Maselli’s open letter comes on the back of criticism over Novo Holding’s $16.5-billion acquisition of Catalent, which U.S. consumer groups said last week could threaten competition in weight-loss drugs and cutting-edge gene therapies. The groups have asked the U.S. Federal Trade Commission to block the deal.

Catalent is a manufacturing partner of Danish company Novo for Wegovy, its popular and highly effective weight-loss drug from the GLP-1 class which some analysts predict could become a $150 billion market by 2030. It also makes Sarepta Therapeutics (NASDAQ:SRPT)’ gene therapy Elevidys and others.

In response to the criticism, CEO Maselli reiterated in a letter to the company’s customers that Catalent will continue to operate as an independent contract drugmaker.

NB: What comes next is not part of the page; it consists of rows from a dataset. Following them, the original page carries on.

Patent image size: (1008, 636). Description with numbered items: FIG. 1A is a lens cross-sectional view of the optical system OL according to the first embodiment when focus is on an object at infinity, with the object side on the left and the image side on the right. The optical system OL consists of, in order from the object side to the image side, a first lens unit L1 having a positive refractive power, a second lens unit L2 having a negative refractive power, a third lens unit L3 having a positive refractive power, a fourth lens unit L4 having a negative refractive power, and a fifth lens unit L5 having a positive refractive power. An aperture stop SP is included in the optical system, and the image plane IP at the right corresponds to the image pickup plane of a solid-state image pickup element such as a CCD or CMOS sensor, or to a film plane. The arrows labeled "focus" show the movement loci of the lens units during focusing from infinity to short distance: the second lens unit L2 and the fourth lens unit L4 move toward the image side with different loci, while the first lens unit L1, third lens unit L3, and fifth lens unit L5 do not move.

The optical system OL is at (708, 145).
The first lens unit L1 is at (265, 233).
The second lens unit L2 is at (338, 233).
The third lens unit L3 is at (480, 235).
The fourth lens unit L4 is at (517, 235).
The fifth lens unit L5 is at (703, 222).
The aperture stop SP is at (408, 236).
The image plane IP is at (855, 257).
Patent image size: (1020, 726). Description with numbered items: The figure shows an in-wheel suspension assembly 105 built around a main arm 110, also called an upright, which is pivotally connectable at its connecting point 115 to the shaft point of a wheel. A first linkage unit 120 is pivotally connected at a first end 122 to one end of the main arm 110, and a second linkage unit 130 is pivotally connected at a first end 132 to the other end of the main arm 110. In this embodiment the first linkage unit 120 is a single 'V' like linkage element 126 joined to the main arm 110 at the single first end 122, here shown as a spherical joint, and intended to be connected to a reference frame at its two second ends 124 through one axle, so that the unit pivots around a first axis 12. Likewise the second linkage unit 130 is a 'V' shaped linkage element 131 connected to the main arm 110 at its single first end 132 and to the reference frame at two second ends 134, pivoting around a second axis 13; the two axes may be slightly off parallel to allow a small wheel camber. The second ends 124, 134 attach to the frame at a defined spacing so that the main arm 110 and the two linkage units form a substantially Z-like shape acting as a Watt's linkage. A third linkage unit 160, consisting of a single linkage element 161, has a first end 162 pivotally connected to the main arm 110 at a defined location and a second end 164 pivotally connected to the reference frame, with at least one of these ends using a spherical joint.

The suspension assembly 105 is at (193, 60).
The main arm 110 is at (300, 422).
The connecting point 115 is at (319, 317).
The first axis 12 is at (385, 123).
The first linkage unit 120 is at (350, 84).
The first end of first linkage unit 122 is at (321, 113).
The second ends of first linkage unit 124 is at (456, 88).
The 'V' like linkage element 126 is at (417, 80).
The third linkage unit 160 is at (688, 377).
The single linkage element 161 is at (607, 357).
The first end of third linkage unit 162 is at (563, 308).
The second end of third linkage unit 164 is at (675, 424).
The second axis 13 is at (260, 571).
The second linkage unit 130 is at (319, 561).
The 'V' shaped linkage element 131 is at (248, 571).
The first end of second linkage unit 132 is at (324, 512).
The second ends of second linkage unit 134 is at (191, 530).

“I want to be clear: our commitments to you will not change, your products will remain our focus and your proprietary information will be protected.”

Maselli has been Catalent’s CEO for over two years, and during his tenure the company conducted a strategic review as part of a settlement with activist investor Elliott Investment Management, which had been pushing for changes following manufacturing problems and declining revenue.

The deal with Novo Holding has secured approval from Brazil’s antitrust regulator, but is awaiting clearances in Europe and the United States.

Earlier this month, U.S. Senator Elizabeth Warren also asked the Federal Trade Commision to closely scrutinize the acquisition, and block the deal if the regulator finds it illegal.

Catalent said on Monday it would continue to offer fill and finish services for sterile products for large and small molecules, including gene and cell therapies.